"Bodo amat." sahut Evan acuh.

Kayla tertawa. "Ayo jalan! Gue belom makan siang nih. Laper. Cacing-cacing gue udah demo minta makan."

Dalam sekali hentakkan, Evan mengangkat kembali gadis itu ke pundaknya. Menggendong Kayla bak membawa karung beras.

"Jangan berisik!" ucap Evan sambil berjalan menuju parkiran sekolah mereka.

Kayla kontan kembali menjerit. "Evan!"

- - - - -

"Argh!"

Evan menjerit keras-keras di dalam kamarnya dengan frustasi. Beberapa menit yang lalu, ibunya memberitahu bahwa malam ini akan ada acara makan malam bersama keluarga Elena. Batin Evan sudah menjerit berkali-kali saat mengetahui rencana perjodohan bodoh ini. Tapi apa daya, Evan tak mungkin mengorbankan Retha demi kesenangannya sendiri. Baginya, asal orang yang disayanginya bahagia, maka ia akan ikut bahagia.

"Kakak ...?" Evan berhenti mengacak-acak rambutnya kala gadis kecil muncul dari pintu kamarnya. Melihat wajah polos Retha seperti itu membuat kemarahan Evan hilang seketika. Evan berjalan mendekati Retha, berjongkok di hadapan gadis itu lalu menggendongnya.

"Apa, Sayang?" tanya Evan. Kening Retha mengkerut, "Aku lagi bobo, tapi kakak berisik."

"Aduh, aduh," Evan mengecup singkat kening Retha. "Maaf, ya? Mau bobo lagi?"

Retha mengangguk. "Temenin."

Evan tersenyum, berjalan menuju kamar Retha masih dengan menggendong gadis kecil itu. Wangi khas milik Retha begitu menyeruak di indra penciuman Evan saat mereka telah memasuki kamar Retha. Evan menidurkan Retha, lalu ikut tidur disamping adiknya seraya memeluk gadis kecil itu.

"Sleep tight, princess." bisik Evan sambil mengelus kepala Retha perlahan.

Beberapa menit pun berlalu. Setelah dirasa adiknya sudah tertidur pulas, Evan perlahan bangkit dari ranjang kecil milik Retha.
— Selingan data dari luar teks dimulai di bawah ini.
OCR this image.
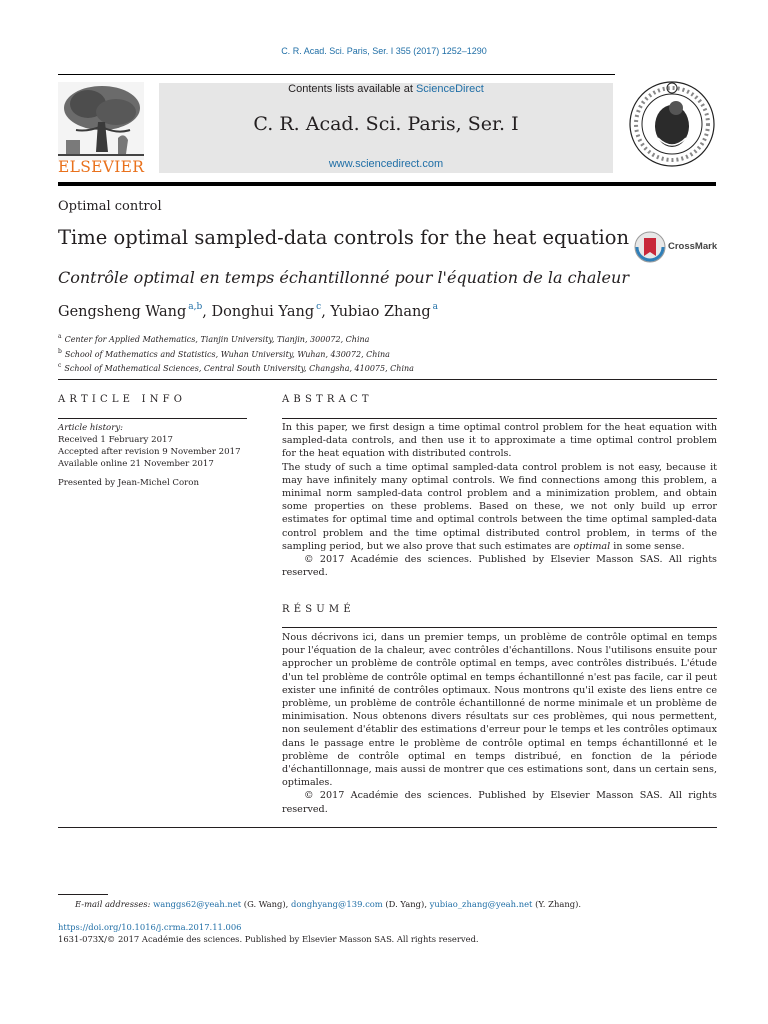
C. R. Acad. Sci. Paris, Ser. I 355 (2017) 1252–1290
ELSEVIER
Contents lists available at ScienceDirect
C. R. Acad. Sci. Paris, Ser. I
www.sciencedirect.com
Optimal control
Time optimal sampled-data controls for the heat equation	CrossMark
Contrôle optimal en temps échantillonné pour l'équation de la chaleur
Gengsheng Wang $^{a,b}$, Donghui Yang $^c$, Yubiao Zhang $^a$
$^a$ Center for Applied Mathematics, Tianjin University, Tianjin, 300072, China
$^b$ School of Mathematics and Statistics, Wuhan University, Wuhan, 430072, China
$^c$ School of Mathematical Sciences, Central South University, Changsha, 410075, China
ARTICLE INFO
Article history:
Received 1 February 2017
Accepted after revision 9 November 2017
Available online 21 November 2017
Presented by Jean-Michel Coron
ABSTRACT

In this paper, we first design a time optimal control problem for the heat equation with sampled-data controls, and then use it to approximate a time optimal control problem for the heat equation with distributed controls.

The study of such a time optimal sampled-data control problem is not easy, because it may have infinitely many optimal controls. We find connections among this problem, a minimal norm sampled-data control problem and a minimization problem, and obtain some properties on these problems. Based on these, we not only build up error estimates for optimal time and optimal controls between the time optimal sampled-data control problem and the time optimal distributed control problem, in terms of the sampling period, but we also prove that such estimates are optimal in some sense.

© 2017 Académie des sciences. Published by Elsevier Masson SAS. All rights reserved.

RÉSUMÉ

Nous décrivons ici, dans un premier temps, un problème de contrôle optimal en temps pour l'équation de la chaleur, avec contrôles d'échantillons. Nous l'utilisons ensuite pour approcher un problème de contrôle optimal en temps, avec contrôles distribués. L'étude d'un tel problème de contrôle optimal en temps échantillonné n'est pas facile, car il peut exister une infinité de contrôles optimaux. Nous montrons qu'il existe des liens entre ce problème, un problème de contrôle échantillonné de norme minimale et un problème de minimisation. Nous obtenons divers résultats sur ces problèmes, qui nous permettent, non seulement d'établir des estimations d'erreur pour le temps et les contrôles optimaux dans le passage entre le problème de contrôle optimal en temps échantillonné et le problème de contrôle optimal en temps distribué, en fonction de la période d'échantillonnage, mais aussi de montrer que ces estimations sont, dans un certain sens, optimales.

© 2017 Académie des sciences. Published by Elsevier Masson SAS. All rights reserved.

E-mail addresses: wanggs62@yeah.net (G. Wang), donghyang@139.com (D. Yang), yubiao_zhang@yeah.net (Y. Zhang).
https://doi.org/10.1016/j.crma.2017.11.006
1631-073X/© 2017 Académie des sciences. Published by Elsevier Masson SAS. All rights reserved.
Meski cowok itu sedikit menimbulkan suara gaduh, namun Retha tetap terjaga dalam tidurnya.

Evan menutup pintu kamar Retha, dan langsung berhadapan dengan sepasang bola mata yang selalu dibenci olehnya.

"Kamu abis ngapain, Evan?" tanya sang ibu, seraya menaikkan satu alisnya. Evan tertawa remeh, "Urusan mama, apa?"

"Jelas, mama ini ibu kalian, tau? Pokoknya, kalian nggak boleh peluk-pelukan lagi kayak tadi."

Evan melotot. "Loh, apa salahnya? Kami ini saudara kandung, Ma! Lagian, Evan kasian sama Retha. Punya orangtua tapi seakan-akan cuma punya kakak."

"Tutup mulutmu." desis sang ibu. "Apa kamu nggak sadar, sekarang ini mama sedang mencoba perhatian sama kamu, Evan?"

"Perhatian?" Evan tertawa sinis. "Perhatian macam apa? Setelah dua tahun menelantarkan anak-anak, lalu kembali dengan paksaan yang nggak masuk akal? Itu ma, yang namanya perhatian?"

Ibu Evan menggeram. "Ini semua demi kebaikan kamu, Evan! Mama sama papa kenal betul dengan keluarga Elena, begitu juga dengan anaknya. Mama pikir, akan lebih baik kalau kalian dijodohkan. Toh, Elena lebih baik dan lebih sederajat denganmu."

"Kalau mama tau Elena, apa mama tahu hubungan Evan sama dia dulu kayak gimana, hah?" cerca Evan. "Apa mama tau?! Elena itu mantan Evan, ma! Mantan yang nggak ada artinya, sama dengan ribuan mantan Evan yang lainnya. Evan lebih tahu busuk-busuknya Elena luar-dalam, dibanding mama atau papa!"

Kini, ibu Evan sedikit tergagap saat mendengar penuturan anaknya. "Y-ya, ka-kalo gitu bagus, dong. Pendekatan kamu sama Elena bisa berjalan dengan baik."